Επεξεργασία

Κοινή χρήση μέσω


Copy jobs in Azure Cosmos DB (preview)

You can perform data copy in Azure Cosmos DB by using container copy jobs.

You might need to copy data from your Azure Cosmos DB account if you want to achieve any of these scenarios:

Copy jobs can be created and managed by using Azure CLI commands.

Get started

To get started with online container copy for Azure Cosmos DB for NoSQL API accounts, register for the Online container copy (NoSQL) preview feature flag in Preview Features in the Azure portal. Once the registration is complete, the preview is effective for all NoSQL API accounts in the subscription.

Prerequisites

  1. Enable continuous backup on source Azure Cosmos DB account.
  2. Register for All version and delete change feed mode preview feature on the source account’s subscription.

Important

All write operations to the source container will be charged double RUs in order to preserve both the previous and current versions of changes to items in the container. This RU charge increase is subject to change in the future.

Copy a container's data

  1. Create the target Azure Cosmos DB container by using the settings that you want to use (partition key, throughput granularity, request units, unique key, and so on).
  2. Create the container copy job.
  3. Monitor the progress of the copy job.
  4. Once all documents have been copied, stop the updates on source container and then call the completion API to mark job as completed.
  5. Resume the operations by appropriately pointing the application or client to the source or target container as intended.

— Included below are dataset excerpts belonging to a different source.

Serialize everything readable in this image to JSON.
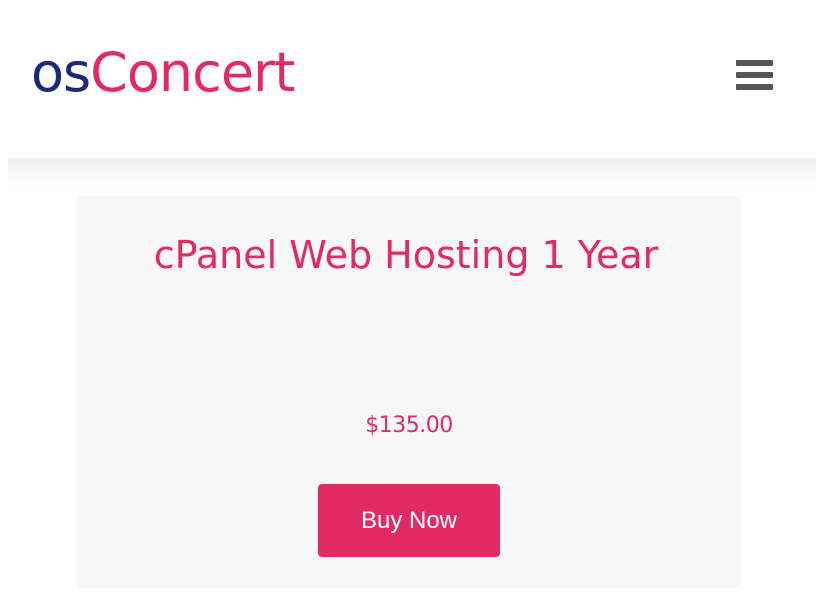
{
  "header": {
    "logo_part1": "os",
    "logo_part2": "Concert",
    "menu_icon": "hamburger-menu-icon"
  },
  "product": {
    "title": "cPanel Web Hosting 1 Year",
    "price": "$135.00",
    "buy_label": "Buy Now"
  },
  "colors": {
    "brand_pink": "#e42a64",
    "brand_navy": "#1a2a7a",
    "menu_gray": "#555555",
    "card_background": "#f7f7f7",
    "button_background": "#e22a64",
    "button_text": "#ffffff"
  }
}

How does container copy work?

  1. The platform allocates server-side compute instances for the destination Azure Cosmos DB account to run the container copy jobs.
  2. A single job is executed across all instances at any time.
  3. The online copy jobs utilize all version and delete change feed mode to copy the data and replicate incremental changes from the source container to the destination container.
  4. Once the job is completed, the platform de-allocates these instances after 15 minutes of inactivity.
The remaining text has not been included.